EQUIPO. Arriba: Gordillo, Gallego, Gutiérrez, Pumpido, Ruggeri, Montenegro. Abajo: Alzamendi (metió el gol a los 28), Enrique, Funes, Alonso y Alfaro (entró Sperandio).

El Tapón Gordillo y Alejandro Montenegro, los silenciosos obreros de las bandas, conservan su bajo perfil y la sonrisa campechana. A la Araña Amuchástegui resulta casi imposible reconocerlo: perdió todos sus rulos. Villazán asoma su figura con Francescoli, que no fue campeón de América pero sí integró aquel grupo que ganó lo previo. Enzo, como no podía ser de otro modo por su modestia, aclara apenas comienza cada entrevista que él está de colado ahí. Pero ni bien se sienta en la mesa con Ruggeri se transforma en el centro de la escena, como alma máter del grupo. Y cuando declara lo hace fiel a su estilo moderado y reflexivo a la vez.

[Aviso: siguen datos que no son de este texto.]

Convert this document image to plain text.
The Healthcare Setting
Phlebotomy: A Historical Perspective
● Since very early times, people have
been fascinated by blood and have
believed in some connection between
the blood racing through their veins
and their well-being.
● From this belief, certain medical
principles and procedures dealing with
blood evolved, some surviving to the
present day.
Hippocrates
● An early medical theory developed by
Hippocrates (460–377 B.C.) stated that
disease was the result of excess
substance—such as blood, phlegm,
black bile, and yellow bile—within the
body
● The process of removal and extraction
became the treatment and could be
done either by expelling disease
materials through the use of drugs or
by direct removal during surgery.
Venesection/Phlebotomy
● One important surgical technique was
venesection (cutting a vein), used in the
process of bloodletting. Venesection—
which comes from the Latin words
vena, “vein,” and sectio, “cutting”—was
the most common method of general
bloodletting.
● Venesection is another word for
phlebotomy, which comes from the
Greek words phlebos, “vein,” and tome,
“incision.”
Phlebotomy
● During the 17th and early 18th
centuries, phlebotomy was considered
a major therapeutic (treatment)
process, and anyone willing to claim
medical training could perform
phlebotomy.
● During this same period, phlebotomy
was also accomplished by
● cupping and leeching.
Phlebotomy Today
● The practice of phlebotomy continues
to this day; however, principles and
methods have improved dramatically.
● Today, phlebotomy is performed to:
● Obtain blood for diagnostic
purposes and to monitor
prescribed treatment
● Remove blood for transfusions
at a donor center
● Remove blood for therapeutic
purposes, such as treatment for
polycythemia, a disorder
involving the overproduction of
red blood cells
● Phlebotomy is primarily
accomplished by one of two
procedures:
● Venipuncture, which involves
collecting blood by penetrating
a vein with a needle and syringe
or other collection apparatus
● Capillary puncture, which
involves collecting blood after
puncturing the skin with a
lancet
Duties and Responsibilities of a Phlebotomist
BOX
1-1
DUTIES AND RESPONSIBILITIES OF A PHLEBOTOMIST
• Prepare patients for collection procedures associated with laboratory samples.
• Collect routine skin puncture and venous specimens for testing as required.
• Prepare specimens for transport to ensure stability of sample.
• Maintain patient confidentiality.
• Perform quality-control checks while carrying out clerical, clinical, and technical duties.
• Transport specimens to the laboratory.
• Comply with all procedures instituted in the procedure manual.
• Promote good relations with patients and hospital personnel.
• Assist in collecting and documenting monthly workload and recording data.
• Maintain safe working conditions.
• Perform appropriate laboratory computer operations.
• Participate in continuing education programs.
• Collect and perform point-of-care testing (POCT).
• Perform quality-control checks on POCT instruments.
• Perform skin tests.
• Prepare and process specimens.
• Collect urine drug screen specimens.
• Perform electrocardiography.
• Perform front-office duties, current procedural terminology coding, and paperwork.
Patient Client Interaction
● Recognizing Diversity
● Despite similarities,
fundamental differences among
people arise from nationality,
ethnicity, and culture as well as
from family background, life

- “Dejé cosas personales por meterme en la política de River, pero no se dio. Passarella no me llamó, pero no tengo problemas con él ni con nadie; si alguien lo tiene conmigo, no lo sé”.

- “Intento hablar y aparecer lo menos posible. Es mi manera de ayudar. Los referentes como nosotros estamos en un lugar incómodo porque se puede malinterpretar cualquier cosa que se diga, entonces prefiero el silencio”.

- “Todos en la Argentina deberíamos aplaudir al hincha de River, se fue al descenso y sigue alentando. Quiero agradecerle públicamente al hincha y pedir que estemos más unidos que nunca. Creo que ya todos hicimos el duelo y ahora hay que apoyar. Siento angustia, como todos los hinchas, y ansiedad por volver. Me gusta cómo está jugando el equipo, a Matías lo veo bien, y además ahí tengo a mi amigo Gaby Amato, confío en ellos”.

- “En el 83 salimos anteúltimos en el campeonato, y nos salvamos del descenso por el promedio. Tres años más tarde se alcanzó esta gesta de Japón, así que hay que tener confianza. Creer. Es imposible no creer en un club tan grande y con tanta historia como River”.

EL INSTANTE inolvidable de la premiación. Pumpido, Gallego, Funes y Héctor Enrique levantan la Copa Intercontinental y la Toyota.

A la hora de pasar lista, hubo ausentes con aviso: Gorosito y Troglio, por ejemplo, ya se habían ido de vacaciones. Goycochea no iba a ir porque está peleado con Ruggeri. Pumpido avisó que pasaba pero nunca llegó. Sperandío no se mostró interesado. Al querido Búfalo Funes se lo vivó más de una vez, y al igual que con el Bambino, a nadie le importó que luego de la gloria con River tuviera un paso por Boca. El que faltó y no podía faltar era el capitán, Américo Gallego. Al Tolo no solo lo invitaron los organizadores, sino también lo llamaron Enzo y Alzamendi para pedirle que no faltara, pero se enredó en sus habituales inseguridades y desconfianzas y nunca apareció. Si era tan difícil tomar la decisión de ir a una cena homenaje, ¿cómo iba a aceptar la conducción técnica de River, cuando le fue ofrecida tras la salida de Cappa?

Hace unos meses, Matías Almeyda se mostró como la contracara exacta: no le importó nada, no midió riesgos, solo se dejó guiar por el sentimiento para tratar de sacar a River del fondo del mar. Como Cavenaghi y el Chori. Como Trezeguet. Esos son gestos que el hincha debe valorar. A partir de ellos, River aspira a enterrar un 2011 nefasto y con la mística de aquellos gladiadores del 86 volver a vivir. Volver a ser.